Emma Roberts also gives a superb supporting performance, acting as one of Craig's guides towards his eventual 'recovery'. Her damaged Noelle's past is only hinted at, but she often acts as a sobering insight into the depths that mental ill-health can all too often lead people into, acting as a confronting reality check for both Craig and the audience. A further exploration of a her character would have served as another fascinating and eye-opening facet to this film, but one which would have, admittedly, drastically altered the tone of the film. Meanwhile, Viola Davis is typically mesmeric as the warm and insightful Dr Minerva who also helps Craig through his time in hospital, offering perhaps some of the most impactful words of wisdom within the film.
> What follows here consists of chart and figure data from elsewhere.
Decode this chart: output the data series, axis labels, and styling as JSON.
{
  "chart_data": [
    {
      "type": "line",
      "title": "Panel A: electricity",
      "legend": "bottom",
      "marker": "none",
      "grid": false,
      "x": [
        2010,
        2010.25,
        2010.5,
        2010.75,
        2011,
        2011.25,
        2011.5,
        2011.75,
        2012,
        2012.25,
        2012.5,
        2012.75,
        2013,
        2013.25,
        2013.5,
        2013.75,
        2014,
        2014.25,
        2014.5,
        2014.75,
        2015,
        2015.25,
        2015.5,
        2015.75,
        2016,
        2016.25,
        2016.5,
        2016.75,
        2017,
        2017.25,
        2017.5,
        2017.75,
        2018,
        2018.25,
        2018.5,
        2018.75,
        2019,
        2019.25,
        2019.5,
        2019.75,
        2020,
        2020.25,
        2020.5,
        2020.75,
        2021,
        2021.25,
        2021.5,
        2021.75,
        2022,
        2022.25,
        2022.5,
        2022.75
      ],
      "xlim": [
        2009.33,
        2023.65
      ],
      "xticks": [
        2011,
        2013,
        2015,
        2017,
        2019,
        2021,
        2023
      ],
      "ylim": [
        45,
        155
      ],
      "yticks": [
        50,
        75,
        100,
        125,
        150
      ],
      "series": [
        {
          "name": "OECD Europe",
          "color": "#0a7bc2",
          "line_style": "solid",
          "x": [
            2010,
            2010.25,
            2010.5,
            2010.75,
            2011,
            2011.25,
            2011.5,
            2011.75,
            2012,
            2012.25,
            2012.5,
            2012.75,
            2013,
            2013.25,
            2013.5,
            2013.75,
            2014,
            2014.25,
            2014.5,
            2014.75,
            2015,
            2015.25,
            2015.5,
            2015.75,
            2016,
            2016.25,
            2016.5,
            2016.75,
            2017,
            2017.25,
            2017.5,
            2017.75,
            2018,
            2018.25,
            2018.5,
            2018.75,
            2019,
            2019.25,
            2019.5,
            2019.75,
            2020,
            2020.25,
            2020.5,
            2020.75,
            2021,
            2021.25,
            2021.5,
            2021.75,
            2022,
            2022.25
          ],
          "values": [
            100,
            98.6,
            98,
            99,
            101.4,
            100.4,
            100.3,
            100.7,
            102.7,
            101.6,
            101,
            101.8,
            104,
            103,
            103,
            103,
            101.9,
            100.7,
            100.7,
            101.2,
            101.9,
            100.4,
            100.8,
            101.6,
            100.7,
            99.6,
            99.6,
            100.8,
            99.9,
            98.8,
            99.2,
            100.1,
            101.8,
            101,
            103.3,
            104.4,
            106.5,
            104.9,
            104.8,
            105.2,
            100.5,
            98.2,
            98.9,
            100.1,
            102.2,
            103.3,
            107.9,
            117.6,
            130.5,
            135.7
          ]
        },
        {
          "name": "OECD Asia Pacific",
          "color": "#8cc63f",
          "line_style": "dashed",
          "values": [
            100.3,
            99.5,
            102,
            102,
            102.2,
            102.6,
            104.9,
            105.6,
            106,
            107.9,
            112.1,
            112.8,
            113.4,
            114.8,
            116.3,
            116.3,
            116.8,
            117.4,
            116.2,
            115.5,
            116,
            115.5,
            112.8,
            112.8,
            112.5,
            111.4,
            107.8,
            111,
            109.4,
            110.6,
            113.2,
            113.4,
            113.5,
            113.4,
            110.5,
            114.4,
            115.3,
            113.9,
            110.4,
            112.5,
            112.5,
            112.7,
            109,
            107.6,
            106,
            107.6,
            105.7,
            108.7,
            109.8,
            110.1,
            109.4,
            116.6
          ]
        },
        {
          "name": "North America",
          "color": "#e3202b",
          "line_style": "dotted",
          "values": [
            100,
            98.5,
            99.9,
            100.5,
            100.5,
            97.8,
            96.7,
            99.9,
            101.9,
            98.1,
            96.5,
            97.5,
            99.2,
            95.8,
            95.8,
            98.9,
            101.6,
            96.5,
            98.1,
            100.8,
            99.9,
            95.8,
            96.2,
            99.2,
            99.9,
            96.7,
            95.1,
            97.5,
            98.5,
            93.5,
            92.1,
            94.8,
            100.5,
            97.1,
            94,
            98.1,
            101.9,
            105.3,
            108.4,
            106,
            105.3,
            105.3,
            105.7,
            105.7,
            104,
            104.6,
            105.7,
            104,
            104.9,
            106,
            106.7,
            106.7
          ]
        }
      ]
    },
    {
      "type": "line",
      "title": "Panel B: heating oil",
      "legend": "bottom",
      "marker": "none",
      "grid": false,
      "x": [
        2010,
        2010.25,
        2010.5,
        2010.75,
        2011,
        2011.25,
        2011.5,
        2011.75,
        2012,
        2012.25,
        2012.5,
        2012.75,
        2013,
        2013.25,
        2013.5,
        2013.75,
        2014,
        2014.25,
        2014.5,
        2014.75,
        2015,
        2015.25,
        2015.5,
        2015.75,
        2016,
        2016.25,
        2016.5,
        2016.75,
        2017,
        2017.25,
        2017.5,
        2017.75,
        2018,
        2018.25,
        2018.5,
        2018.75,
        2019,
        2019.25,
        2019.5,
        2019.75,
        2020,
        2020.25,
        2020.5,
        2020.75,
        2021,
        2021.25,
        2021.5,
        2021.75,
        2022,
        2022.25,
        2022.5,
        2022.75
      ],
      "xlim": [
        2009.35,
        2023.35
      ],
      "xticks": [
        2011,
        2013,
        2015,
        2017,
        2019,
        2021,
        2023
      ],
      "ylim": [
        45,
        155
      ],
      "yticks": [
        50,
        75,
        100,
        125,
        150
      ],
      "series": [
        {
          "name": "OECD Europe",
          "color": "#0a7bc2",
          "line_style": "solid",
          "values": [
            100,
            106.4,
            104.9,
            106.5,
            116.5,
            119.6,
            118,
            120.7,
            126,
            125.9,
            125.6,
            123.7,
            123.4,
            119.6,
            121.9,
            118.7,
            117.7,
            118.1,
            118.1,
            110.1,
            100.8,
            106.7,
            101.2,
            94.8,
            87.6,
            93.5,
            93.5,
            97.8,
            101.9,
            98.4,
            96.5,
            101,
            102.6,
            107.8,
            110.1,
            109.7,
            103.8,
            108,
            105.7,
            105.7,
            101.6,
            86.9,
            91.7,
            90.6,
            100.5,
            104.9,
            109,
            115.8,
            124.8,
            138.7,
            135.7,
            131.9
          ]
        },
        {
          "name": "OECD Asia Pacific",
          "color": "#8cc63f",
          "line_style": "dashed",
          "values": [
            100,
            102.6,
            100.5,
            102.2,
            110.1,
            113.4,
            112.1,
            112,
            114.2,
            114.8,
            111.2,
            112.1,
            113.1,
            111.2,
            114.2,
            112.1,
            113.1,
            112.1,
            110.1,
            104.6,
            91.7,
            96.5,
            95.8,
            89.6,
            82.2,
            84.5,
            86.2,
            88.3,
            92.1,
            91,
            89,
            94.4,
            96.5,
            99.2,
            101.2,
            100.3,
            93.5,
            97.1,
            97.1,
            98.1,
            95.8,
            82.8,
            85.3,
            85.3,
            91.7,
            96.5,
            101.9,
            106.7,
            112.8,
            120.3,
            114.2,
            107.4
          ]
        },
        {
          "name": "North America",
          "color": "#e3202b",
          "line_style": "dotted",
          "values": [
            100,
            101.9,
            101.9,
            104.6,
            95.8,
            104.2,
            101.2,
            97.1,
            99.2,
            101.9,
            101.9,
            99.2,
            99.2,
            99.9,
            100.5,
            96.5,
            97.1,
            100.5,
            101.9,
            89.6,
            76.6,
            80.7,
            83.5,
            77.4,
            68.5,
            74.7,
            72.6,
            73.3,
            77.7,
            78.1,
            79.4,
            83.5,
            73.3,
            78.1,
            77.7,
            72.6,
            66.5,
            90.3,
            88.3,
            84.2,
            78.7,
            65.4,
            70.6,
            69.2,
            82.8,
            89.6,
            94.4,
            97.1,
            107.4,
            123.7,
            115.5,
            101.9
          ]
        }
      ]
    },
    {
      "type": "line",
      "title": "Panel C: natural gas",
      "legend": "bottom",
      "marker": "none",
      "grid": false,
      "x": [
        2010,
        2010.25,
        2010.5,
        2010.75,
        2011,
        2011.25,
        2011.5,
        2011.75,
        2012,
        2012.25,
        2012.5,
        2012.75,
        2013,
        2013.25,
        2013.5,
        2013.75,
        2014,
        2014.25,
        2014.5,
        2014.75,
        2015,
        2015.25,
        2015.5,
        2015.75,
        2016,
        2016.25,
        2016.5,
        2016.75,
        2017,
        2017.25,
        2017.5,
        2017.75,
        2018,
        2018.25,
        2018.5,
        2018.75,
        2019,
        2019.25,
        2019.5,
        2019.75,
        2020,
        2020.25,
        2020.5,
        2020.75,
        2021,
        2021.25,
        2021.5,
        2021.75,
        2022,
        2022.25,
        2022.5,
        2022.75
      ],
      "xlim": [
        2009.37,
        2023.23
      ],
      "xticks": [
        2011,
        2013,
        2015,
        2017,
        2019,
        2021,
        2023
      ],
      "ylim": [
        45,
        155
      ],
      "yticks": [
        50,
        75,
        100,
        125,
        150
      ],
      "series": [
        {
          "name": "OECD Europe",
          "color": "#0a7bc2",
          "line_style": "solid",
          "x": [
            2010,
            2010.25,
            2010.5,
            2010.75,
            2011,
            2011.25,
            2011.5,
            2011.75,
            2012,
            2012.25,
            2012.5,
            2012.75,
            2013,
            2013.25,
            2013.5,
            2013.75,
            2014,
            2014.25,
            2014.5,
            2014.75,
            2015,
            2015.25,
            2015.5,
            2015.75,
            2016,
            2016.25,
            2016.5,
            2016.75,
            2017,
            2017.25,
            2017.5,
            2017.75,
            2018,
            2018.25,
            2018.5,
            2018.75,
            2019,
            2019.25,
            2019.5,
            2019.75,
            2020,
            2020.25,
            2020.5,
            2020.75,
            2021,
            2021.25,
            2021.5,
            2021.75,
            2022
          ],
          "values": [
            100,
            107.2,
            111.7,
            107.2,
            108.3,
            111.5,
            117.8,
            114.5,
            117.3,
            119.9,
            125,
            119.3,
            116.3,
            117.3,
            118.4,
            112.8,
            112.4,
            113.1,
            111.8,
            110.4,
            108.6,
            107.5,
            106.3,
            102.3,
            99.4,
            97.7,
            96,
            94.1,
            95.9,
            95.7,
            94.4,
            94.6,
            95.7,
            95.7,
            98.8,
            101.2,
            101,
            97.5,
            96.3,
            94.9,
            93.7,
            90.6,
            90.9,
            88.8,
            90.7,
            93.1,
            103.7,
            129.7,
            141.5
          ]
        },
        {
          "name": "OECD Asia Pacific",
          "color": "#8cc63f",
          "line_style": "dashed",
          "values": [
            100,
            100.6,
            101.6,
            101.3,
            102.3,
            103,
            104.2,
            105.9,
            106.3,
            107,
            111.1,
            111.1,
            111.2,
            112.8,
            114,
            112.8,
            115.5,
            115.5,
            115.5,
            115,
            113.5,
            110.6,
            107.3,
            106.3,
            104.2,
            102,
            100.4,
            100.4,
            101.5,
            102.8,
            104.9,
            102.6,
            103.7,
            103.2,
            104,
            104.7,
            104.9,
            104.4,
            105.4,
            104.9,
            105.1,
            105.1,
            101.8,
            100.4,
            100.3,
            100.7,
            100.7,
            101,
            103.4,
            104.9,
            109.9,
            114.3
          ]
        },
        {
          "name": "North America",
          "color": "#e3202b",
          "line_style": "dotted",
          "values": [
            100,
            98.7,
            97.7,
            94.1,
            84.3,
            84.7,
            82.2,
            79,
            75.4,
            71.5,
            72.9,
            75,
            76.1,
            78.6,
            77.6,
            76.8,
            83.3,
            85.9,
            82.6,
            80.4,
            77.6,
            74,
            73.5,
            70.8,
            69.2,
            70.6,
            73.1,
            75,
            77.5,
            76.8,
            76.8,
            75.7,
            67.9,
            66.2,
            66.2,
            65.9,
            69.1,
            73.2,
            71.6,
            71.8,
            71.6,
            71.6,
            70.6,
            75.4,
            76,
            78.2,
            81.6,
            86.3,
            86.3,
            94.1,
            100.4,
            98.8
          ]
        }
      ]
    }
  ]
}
Here is a film about recovery, and how other people can often be the key to that recovery as they help us to recognise what in our lives matters. Through dynamic and innovative film-making, Boden and Fleck have produced an inspiring and soul-stirring examination of youthful turmoil, profiled against the backdrop of mental illness. Few films tackle the subject better, and even fewer with such optimism.
In one line: It's Kind of a Funny Story will surprise you, intrigue you and inspire you, all through a full house of dedicated performances and excitable story-telling.